“CARS 2” My rating: C- (Opening wide on June 24)
105 minutes | MPAA rating: G
The animation wizards at Pixar are yet to make a genuinely bad movie.
But with “Cars 2” they’ve made a truly mediocre one.
Perhaps we shouldn’t begrudge Pixar for making what is essentially just a kids’ movie. Lots of studios have made just kids’ movies.
But Pixar has set the bar so high on animated storytelling (“Up,” “The Incredibles,” the whole “Toy Story” franchise) that this latest effort seems like an afterthought, a tossoff, an indifferent screen filler.
The first “Cars” was no great shakes. Oh, it featured brilliant animation, but the story of a vain race car stranded in a podunk desert burg was pitched to the sensibilities of an 8-year-old obsessed with collecting tiny toy cars…and perhaps to grown men who mentally and emotionally never advanced much beyond that age.
The John Lasseter/Brad Lewis-directed“Cars 2” finds speedster Lightning McQueen (Owen Wilson, sounding so subdued you wonder if they put something in his food) hitting a series of international Grand Prix races in the company of Mater (Larry the Cable Guy), his not-very-bright tow truck sidekick.

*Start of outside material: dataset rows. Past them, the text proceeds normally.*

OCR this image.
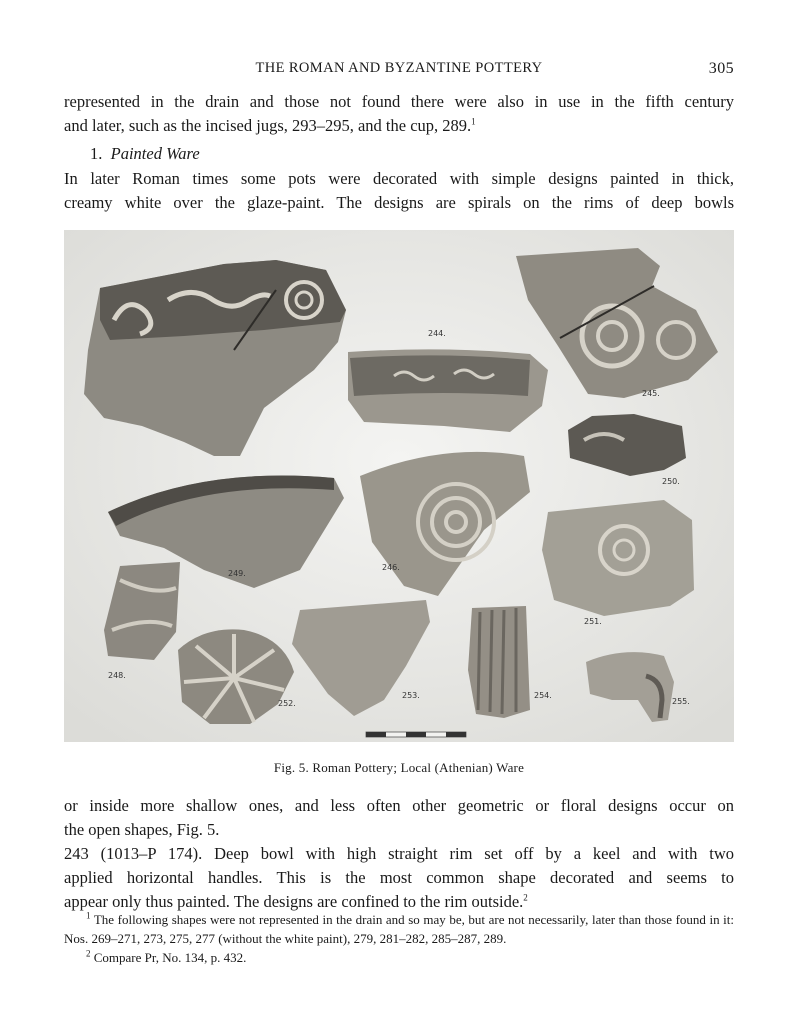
THE ROMAN AND BYZANTINE POTTERY	305
represented in the drain and those not found there were also in use in the fifth century
and later, such as the incised jugs, 293–295, and the cup, 289.$^1$
1. Painted Ware
In later Roman times some pots were decorated with simple designs painted in thick,
creamy white over the glaze-paint. The designs are spirals on the rims of deep bowls
244.
245.
250.
249.
246.
251.
248.
252.
253.	254.
255.
Fig. 5. Roman Pottery; Local (Athenian) Ware
or inside more shallow ones, and less often other geometric or floral designs occur on
the open shapes, Fig. 5.
243 (1013–P 174). Deep bowl with high straight rim set off by a keel and with two
applied horizontal handles. This is the most common shape decorated and seems to
appear only thus painted. The designs are confined to the rim outside.$^2$
$^1$ The following shapes were not represented in the drain and so may be, but are not necessarily, later than those found in it: Nos. 269–271, 273, 275, 277 (without the white paint), 279, 281–282, 285–287, 289.
$^2$ Compare Pr, No. 134, p. 432.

On one level it’s about Lightning’s rivalry with an Italian race car (John Turturro). But the real story offers a kind of parody of early James Bond films, with our heroes being recruited by a British secret agent (a sleek sports car voiced by Michael Caine) on the trail of a gang of bad guys.
Gradually the weight of the narrative settles on Mater, who is mistaken for an American agent — the professional spies conclude that his bumbling hick persona for a brilliant false identity. I suppose that’s fine if you’re a fan of the character, but I find Mater dumb and unfunny…which made “Cars 2” very rough going.
From a technical standpoint the film is state of the art…which for a while at least distracts from the overly complicated plot. The artists’ CG renderings of Tokyo, Paris, the Italian Riviera and London are quite magical and the action sequences are masterfully rendered.
There are a couple of moderately clever ideas here, especially the “casting” of discontinued and notoriously unsuccessful car models like the Gremlin as the bad guy’s minions. The film also explores the tension between oil and green technologies…though that seems more like an afterthought intended to lend substance to an enterprise that at best aims for easy going fun.